Oh - there are quite a few. Here's a small sample (no pun intended):
- Probability and Statistical Inference by Hogg & Tanis (we used this in my stats course)
- Modern Mathematical Statistics with Applications by Devore & Berk
- Probability and Statistics by DeGroot & Schervish
A quantity that follows normal distribution has two things to estimate, the variability of the quantity (standard deviation), and the mean. Both of these are estimated with uncertainty from a series of observations of the quantity (the data). The t-distribution allows us to make predictions, taking into account both sources of uncertainty for a normally distributed thing.
However, as the number of observations increases towards thirty, the estimate of the standard deviation gets really, really good, so you can happily ignore the uncertainty for that. Then you just need the normal distribution.
But, it's obviously a labor of love and it's an interesting take on intro to stats. And, from skimming it, I don't see anything in it that's wrong. So this might be a good intro to bayesian stats for most HN readers.
edit: there is a wide range of quality for the graphs, though. Some look great, but some (the histograms especially) are... unappealing. And the formatting for the code sections is quite at odds with the style of the rest of the book. Those are minor, though.
second edit: not to start a license flamewar, but can this book be redistributed? It's licensed under either CC or GNU FDL, but I don't see a way to get the source code. So anyone hosting a copy would also need to license it under the FDL (since they can't remove the FDL licensing from the pdf), which they would then be violating. Am I understanding things correctly, or am I wrong?
That's not very unusual. It seems to follow the "logic of science" approach from Jaynes. Hypothesis testing is covered in chapters 4 and 6. Other books (Mackay, Jaynes, Murphy) only cover frequentist hypothesis testing to argue against it, so this is rather refreshing.
The recent "cite crappy Whoever paper here" goof in a peer-reviewed journal is a typical example, and is notable only in that it is so egregious that it was caught and publicized. It is essentially certain that a large fraction of published papers contain at least one significant typo. I know of one case where two figures in a paper were identical (figure 2 was duplicated in figure 3) and it was missed by the co-authors (one of whom was fanatically careful) the journal editors and the referees.
We are never directly aware of our own inattentiveness, by definition, so the reality of how inattentive we are comes as a constant surprise.
To twist this vaguely back on topic: as well as being attentionally blind, we are also probability blind. I liken this to colour-blindness: we simply do not see probability distributions and have a terrible time thinking about them, yet we are completely immersed in them every day.
Between these two things--attentional blindness and probability blindness--we frequently end up interacting with the universe in ways that make little or no sense, as we behave as if we a) notice everything and b) live in a world of certain outcomes. The modern revolution of treating probability theory as logic is a huge big deal, and people who adopt it are likely to have a considerable advantage in years ahead. For one thing, it makes dealing with our attentional blindness easier, because it helps us understand and represent in our reasoning our imperfect attentional capabilities.
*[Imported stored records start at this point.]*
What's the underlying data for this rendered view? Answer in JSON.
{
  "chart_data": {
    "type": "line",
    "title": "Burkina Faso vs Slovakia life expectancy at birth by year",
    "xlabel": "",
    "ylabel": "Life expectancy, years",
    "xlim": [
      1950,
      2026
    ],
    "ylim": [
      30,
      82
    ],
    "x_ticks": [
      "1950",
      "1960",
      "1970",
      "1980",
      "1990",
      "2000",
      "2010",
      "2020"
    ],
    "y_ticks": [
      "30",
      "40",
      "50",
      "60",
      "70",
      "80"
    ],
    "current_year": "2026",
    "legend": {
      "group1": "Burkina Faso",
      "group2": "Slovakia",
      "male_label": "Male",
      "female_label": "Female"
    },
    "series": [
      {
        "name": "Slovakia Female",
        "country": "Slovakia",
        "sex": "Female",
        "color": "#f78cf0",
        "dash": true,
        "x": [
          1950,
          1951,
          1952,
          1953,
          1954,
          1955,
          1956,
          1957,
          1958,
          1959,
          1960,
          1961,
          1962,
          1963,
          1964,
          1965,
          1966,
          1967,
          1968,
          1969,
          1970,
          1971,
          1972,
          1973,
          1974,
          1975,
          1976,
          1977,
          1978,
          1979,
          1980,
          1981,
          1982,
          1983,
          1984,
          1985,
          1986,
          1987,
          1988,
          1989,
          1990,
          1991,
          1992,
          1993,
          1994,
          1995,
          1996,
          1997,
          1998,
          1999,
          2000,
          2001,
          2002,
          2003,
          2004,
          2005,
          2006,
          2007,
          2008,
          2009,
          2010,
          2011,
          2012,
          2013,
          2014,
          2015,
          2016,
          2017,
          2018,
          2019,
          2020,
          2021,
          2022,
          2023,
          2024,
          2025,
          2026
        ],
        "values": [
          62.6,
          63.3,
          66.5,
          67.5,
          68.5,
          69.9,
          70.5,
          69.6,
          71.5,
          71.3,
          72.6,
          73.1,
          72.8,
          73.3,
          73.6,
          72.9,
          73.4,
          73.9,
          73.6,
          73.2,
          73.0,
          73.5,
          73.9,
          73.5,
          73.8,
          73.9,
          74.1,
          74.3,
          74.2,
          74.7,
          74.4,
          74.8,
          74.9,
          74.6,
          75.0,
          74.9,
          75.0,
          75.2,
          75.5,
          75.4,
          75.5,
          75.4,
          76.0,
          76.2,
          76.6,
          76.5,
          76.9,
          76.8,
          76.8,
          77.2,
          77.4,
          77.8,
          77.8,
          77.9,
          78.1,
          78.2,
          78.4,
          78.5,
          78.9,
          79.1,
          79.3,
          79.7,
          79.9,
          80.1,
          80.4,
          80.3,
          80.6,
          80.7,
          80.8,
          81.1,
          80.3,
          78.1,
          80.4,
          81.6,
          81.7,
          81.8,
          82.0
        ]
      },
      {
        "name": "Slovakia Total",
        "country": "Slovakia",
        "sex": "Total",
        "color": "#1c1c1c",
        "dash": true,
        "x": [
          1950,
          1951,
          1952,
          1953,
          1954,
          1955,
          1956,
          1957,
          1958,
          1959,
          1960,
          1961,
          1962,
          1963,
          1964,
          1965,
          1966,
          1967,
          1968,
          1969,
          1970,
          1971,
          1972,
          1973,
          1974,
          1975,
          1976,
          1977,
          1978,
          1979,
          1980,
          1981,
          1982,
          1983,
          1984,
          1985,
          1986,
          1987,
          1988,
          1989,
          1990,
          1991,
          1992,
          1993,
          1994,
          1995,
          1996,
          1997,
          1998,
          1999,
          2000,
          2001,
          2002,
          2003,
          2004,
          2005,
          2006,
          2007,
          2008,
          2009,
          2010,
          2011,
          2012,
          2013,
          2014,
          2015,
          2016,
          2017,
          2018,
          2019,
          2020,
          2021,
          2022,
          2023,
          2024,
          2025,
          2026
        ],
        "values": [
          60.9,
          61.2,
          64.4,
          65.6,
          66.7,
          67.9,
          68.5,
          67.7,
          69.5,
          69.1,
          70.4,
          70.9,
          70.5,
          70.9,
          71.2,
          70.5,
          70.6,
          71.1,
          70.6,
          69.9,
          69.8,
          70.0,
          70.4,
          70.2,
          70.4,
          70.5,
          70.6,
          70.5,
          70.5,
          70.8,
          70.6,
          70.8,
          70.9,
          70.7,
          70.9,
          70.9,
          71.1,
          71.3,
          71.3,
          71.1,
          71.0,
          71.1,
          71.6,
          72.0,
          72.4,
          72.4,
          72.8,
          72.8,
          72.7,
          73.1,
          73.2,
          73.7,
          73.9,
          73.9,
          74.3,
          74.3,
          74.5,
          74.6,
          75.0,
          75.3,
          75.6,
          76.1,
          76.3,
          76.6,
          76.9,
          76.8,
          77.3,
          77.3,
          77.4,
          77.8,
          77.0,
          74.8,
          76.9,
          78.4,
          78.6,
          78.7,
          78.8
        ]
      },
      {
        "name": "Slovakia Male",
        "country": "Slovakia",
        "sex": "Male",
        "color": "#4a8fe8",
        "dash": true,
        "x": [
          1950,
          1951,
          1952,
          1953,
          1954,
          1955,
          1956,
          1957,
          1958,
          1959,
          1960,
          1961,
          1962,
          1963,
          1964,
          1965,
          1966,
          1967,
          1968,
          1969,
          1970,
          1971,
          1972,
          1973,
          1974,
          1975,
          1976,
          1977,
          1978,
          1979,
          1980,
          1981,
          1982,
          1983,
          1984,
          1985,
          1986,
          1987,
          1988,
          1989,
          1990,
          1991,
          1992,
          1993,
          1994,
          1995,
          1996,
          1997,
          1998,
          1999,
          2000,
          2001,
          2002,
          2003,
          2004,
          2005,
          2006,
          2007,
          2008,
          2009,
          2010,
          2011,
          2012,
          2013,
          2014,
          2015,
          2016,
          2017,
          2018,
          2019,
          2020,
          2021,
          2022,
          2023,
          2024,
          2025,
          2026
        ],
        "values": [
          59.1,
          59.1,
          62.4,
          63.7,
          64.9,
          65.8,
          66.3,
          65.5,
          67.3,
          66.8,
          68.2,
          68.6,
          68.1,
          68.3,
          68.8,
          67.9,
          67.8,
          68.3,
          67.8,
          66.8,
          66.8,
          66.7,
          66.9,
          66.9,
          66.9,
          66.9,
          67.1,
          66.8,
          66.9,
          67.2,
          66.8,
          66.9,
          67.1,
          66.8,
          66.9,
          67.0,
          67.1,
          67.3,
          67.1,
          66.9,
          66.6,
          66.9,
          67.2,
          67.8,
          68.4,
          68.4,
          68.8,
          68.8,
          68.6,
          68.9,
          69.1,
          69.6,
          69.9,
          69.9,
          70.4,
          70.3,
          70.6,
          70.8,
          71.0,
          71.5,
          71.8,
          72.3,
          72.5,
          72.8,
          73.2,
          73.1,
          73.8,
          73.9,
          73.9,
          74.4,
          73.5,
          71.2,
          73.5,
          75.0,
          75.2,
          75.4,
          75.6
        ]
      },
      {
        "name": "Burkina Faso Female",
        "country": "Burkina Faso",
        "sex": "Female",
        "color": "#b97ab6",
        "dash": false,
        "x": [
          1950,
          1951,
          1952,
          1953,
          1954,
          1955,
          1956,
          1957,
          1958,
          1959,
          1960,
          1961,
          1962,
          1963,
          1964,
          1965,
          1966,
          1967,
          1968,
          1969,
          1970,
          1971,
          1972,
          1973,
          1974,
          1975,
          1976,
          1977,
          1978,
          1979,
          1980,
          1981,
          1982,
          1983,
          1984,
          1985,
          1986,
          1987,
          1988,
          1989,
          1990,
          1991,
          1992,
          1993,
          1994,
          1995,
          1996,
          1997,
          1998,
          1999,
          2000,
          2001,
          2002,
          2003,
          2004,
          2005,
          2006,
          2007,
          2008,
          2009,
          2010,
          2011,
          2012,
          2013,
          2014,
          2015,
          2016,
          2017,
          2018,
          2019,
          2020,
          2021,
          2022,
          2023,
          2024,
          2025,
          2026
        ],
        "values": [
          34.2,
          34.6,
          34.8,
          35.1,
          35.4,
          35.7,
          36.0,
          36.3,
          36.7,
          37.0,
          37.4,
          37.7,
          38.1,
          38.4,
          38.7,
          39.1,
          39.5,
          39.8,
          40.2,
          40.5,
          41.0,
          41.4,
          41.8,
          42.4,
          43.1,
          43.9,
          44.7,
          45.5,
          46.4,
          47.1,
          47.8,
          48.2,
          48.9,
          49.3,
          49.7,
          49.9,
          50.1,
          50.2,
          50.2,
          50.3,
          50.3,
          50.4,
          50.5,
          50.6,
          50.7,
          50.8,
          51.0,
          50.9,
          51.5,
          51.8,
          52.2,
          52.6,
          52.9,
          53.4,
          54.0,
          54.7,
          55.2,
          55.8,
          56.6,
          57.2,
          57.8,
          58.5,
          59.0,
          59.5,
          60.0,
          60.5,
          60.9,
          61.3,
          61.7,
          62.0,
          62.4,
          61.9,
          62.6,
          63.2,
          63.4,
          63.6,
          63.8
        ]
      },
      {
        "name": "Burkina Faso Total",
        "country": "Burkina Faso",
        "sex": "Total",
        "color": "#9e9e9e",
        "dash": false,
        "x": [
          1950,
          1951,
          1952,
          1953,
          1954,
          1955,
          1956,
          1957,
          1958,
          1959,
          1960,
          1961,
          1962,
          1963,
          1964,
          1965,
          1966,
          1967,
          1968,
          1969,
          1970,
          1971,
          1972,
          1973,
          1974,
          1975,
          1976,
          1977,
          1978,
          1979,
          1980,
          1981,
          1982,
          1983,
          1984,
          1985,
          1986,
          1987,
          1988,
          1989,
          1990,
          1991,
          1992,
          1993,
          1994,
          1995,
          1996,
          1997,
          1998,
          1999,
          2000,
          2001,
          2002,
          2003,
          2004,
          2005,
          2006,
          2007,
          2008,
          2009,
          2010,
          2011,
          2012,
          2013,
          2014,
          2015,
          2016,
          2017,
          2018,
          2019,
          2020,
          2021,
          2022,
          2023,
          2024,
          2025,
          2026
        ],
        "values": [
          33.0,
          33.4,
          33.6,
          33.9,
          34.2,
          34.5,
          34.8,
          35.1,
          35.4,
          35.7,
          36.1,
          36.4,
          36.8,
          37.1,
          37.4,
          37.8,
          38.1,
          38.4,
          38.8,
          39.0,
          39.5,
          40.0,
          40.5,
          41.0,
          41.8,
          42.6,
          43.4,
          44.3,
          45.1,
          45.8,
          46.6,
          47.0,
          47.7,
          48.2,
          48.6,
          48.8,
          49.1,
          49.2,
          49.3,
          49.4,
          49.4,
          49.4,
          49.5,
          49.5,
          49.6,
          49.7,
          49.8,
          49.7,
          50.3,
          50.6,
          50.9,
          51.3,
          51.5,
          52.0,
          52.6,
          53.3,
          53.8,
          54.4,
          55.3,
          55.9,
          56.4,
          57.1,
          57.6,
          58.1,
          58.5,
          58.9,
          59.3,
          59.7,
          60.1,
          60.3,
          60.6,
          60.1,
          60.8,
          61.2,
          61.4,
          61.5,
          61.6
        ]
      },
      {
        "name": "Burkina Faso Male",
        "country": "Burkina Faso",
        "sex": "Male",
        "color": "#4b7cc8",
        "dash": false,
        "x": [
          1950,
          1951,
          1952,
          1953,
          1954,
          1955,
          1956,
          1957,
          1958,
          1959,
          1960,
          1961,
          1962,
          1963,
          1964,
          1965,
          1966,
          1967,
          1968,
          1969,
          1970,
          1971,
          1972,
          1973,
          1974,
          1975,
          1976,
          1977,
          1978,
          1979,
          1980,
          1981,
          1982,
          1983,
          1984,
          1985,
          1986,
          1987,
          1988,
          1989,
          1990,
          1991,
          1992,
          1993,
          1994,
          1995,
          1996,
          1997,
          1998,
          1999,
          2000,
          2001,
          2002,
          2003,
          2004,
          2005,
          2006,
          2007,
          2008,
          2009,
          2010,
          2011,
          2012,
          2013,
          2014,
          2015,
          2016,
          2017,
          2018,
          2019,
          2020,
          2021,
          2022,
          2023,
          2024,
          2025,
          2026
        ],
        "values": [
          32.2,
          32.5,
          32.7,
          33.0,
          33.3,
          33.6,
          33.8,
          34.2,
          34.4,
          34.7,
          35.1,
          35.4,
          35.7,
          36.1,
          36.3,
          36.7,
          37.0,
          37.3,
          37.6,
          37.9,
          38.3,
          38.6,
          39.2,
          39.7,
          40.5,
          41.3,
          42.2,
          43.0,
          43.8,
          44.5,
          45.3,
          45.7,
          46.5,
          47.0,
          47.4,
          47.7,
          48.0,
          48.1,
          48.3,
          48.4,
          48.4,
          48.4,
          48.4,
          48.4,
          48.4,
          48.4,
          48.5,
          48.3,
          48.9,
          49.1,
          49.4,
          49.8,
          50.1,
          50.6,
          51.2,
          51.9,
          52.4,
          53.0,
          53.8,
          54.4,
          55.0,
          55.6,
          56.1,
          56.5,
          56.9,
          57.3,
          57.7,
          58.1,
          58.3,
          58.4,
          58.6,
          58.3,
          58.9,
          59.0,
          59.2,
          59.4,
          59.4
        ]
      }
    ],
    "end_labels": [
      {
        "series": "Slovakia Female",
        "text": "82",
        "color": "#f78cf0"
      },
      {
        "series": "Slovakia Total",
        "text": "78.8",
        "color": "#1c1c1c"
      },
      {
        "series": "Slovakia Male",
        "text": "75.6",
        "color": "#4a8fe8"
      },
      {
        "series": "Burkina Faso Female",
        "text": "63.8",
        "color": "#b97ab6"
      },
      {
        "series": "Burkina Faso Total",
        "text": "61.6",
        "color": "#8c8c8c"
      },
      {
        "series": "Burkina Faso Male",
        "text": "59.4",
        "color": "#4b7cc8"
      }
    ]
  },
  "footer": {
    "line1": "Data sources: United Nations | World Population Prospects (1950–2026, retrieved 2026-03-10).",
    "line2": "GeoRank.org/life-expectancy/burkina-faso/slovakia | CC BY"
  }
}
http://www.jstor.org/discover/10.2307/2683689?uid=2&uid=4&si...
The Statistics Online Computational Resource (SOCR) site is also amazing for actually learning and playing with common statistical tests and tools: http://www.socr.ucla.edu/
Collaborative Statistics is a free and interactive statistics textbook: https://www.kno.com/book/details/productId/txt9780983804905
You can also run Sage, R, Python, Octave (Matlab clone) and other tools right in the browser now: https://cloud.sagemath.com/
(I taught 36-201, the intro stats course that was used to build the OLI course, this summer.)
Statistical Inference, on the other hand, seems to take a Bayesian perspective and is very much not your standard intro stats class. It looks interesting and I'll have to skim through some of it.